Fresh out of rehab, actress Lindsay Lohan was videotaped over the weekend doing a little blow in a Hollywood nightclub bathroom. News of the World reports:
[Lindsay] was caught on film as she snorted the drug at Teddy’s nightclub. The video shows her arriving at 11pm and skulking round the toilets before creeping inside a cubicle. Wedged inside the loo with two friends, Lohan pulls a small bag of white powder from her jeans pocket… dips her finger in and shoves the substance up one friend’s nose before snorting some up her own.
The friend [said]: “That night I saw her do more than 20 big lines of cocaine. She was still up doing drugs at 11am even though she had started about 8pm the night before… When she is on coke, which is most of the time, all the attention has to be on her. I have lost count of the number of times I have watched as she stripped naked in front of everyone. Then she loves to check herself out in the mirror as she parades around with her boobs hanging out. One night we had gone back to her place and, as always, she stripped down to her thong, bent down and snorted cocaine off her coffee table and then off her toilet seat.
Um… her toilet seat? What the fuck? Surely Captain Self Esteem has a spare mirror or seventeen laying around the house. An-y-way…
“She has told me that she has slept with James Blunt, Jude Law, Calum Best, Joaquin Phoenix, Benicio Del Toro, Jared Leto and James Franco. Lindsay told me she has messed around with Leonardo DiCaprio a while ago too but claimed that she didn’t sleep with him.”
Wow, Jared Leto! What kind of wonderful lottery do you have to win to score that hot piece of eye-lined fagocity? And James
Cunt Blunt, too! Gross. I’ll go ahead and add that to my list of “reasons to hate queers” — let’s see… number 126: “used Lindsay Lohan as a beard.” Right under “You’re Beautiful” and “AIDS.” Okay.
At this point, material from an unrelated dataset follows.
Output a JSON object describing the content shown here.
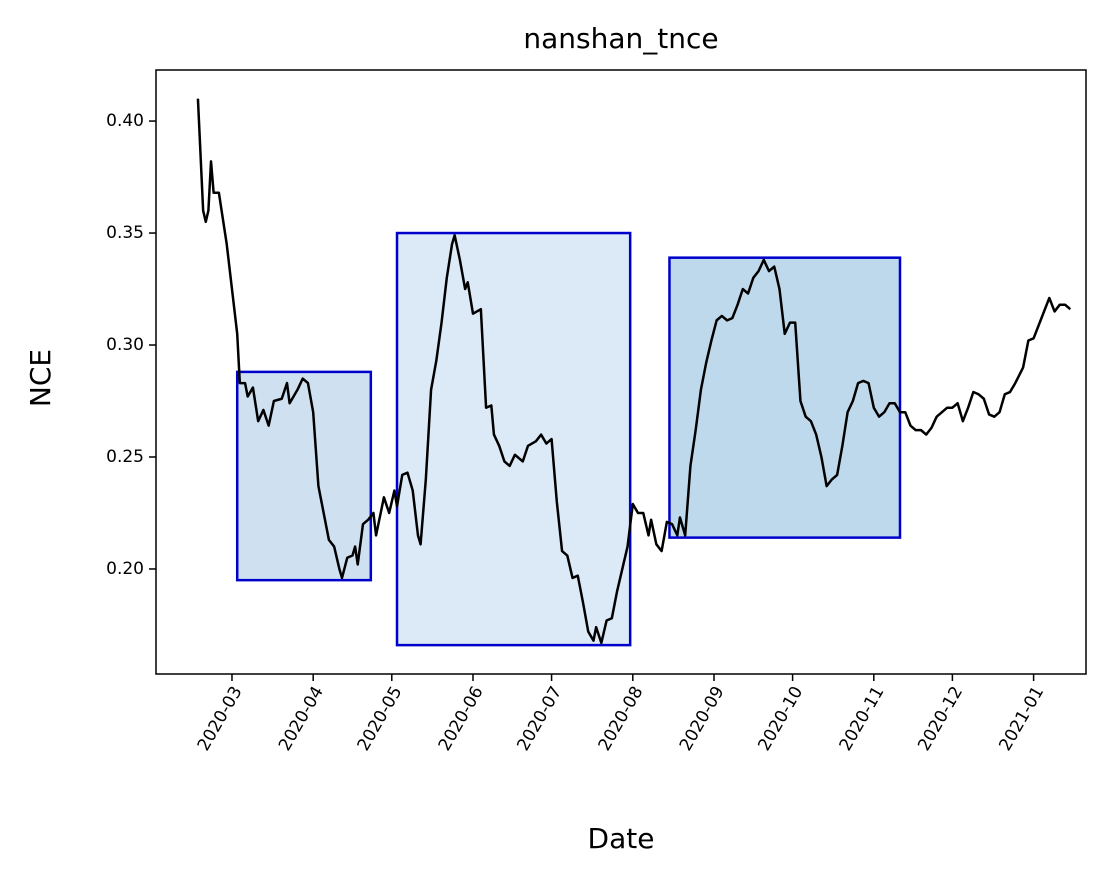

“Going to rehab was all for publicity. She wanted people to see her seeking help but it hasn’t got her off the drugs at all. In an average night Lindsay will do two and half grams of coke on her own. That’s why I’m showing this video, so the world can know what Lindsay has been doing and she can’t lie about it to herself or anyone else.”
Unfortunately, these pictures don’t actually show Lohan putting any blow up her own nose — just her friend’s. That doesn’t matter, though, because she’s the one who pulled the fucking cocaine out of her pocket, so I feel it’s safe to say that she did a little yay that night. It’s also safe to say that she probably wrapped her cooter around some Hollywood douchebag’s man meat and then cut herself a little the next morning.